In a recent development, the future release of the Linux 6.13 kernel has introduced a patch that proposes a new processing algorithm to determine the control amount of CRC32C. This new implementation has resulted in a remarkable reduction in code size, slashing it from 4546 bytes to just 418 bytes. The optimization of the logic of the cycle and decrease in the number of operations have brought about significant acceleration, particularly beneficial for the Retpoline protection against Spectre attacks. Notably, on AMD Zen 2 processors, there is up to an 11.8% boost in performance, while Intel Emerald Rapids and Intel Haswell see increases of 6.4% and 4.8% respectively.
Furthermore, with RTPOLINE enabled, the impact of this optimization is even more pronounced. Performance on Intel Emerald Rapids skyrockets by 66.8%, on Intel Haswell by 35.0%, and on AMD Zen 2 by 29.5%.

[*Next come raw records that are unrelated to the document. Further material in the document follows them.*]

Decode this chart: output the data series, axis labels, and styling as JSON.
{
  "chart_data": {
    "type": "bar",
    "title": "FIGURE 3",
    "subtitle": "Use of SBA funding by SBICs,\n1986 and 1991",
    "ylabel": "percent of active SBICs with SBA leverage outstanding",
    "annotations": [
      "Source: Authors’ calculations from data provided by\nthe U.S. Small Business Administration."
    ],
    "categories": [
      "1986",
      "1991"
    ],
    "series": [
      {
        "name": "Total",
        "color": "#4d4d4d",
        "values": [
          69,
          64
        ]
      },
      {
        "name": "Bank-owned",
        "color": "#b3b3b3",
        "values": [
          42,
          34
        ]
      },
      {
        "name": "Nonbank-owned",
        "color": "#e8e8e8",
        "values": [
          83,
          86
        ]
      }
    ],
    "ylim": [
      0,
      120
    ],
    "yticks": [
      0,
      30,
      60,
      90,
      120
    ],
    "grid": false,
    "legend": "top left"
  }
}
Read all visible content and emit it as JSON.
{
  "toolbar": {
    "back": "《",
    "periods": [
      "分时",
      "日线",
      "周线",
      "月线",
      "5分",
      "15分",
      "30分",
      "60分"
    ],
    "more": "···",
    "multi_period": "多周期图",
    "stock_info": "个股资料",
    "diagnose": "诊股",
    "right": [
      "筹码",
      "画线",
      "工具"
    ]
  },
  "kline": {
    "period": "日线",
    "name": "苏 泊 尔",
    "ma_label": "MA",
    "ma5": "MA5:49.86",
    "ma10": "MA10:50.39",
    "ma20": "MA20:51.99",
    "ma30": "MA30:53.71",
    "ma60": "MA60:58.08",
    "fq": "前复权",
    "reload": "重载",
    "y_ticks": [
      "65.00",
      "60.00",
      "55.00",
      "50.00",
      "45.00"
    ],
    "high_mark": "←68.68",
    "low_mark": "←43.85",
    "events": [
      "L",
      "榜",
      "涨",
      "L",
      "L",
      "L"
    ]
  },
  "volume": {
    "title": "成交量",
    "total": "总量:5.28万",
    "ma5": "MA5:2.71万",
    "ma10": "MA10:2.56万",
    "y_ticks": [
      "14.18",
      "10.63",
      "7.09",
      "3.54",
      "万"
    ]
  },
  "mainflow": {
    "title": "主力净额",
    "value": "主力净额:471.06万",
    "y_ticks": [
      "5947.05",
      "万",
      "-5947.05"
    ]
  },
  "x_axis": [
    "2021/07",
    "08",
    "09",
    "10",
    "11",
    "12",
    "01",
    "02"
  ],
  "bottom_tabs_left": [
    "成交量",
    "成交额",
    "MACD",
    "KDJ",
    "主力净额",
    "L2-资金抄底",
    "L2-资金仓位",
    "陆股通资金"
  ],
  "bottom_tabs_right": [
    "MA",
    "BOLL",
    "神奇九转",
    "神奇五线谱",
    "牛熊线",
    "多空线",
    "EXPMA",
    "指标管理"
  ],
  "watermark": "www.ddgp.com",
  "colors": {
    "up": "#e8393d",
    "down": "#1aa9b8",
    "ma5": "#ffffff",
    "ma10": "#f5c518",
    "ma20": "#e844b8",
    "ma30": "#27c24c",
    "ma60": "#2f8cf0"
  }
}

Prior to this update, the CRC32C algorithm utilized 128 detailed cycles (UNROLL), resulting in bloated code size. The excessive number of transition commands within the cycles posed a challenge to optimization, particularly given modern processors’ support for out-of-order execution. The latest implementation has brought down the number of iterations to just four, leading to a significant reduction in code size and improved operation speed.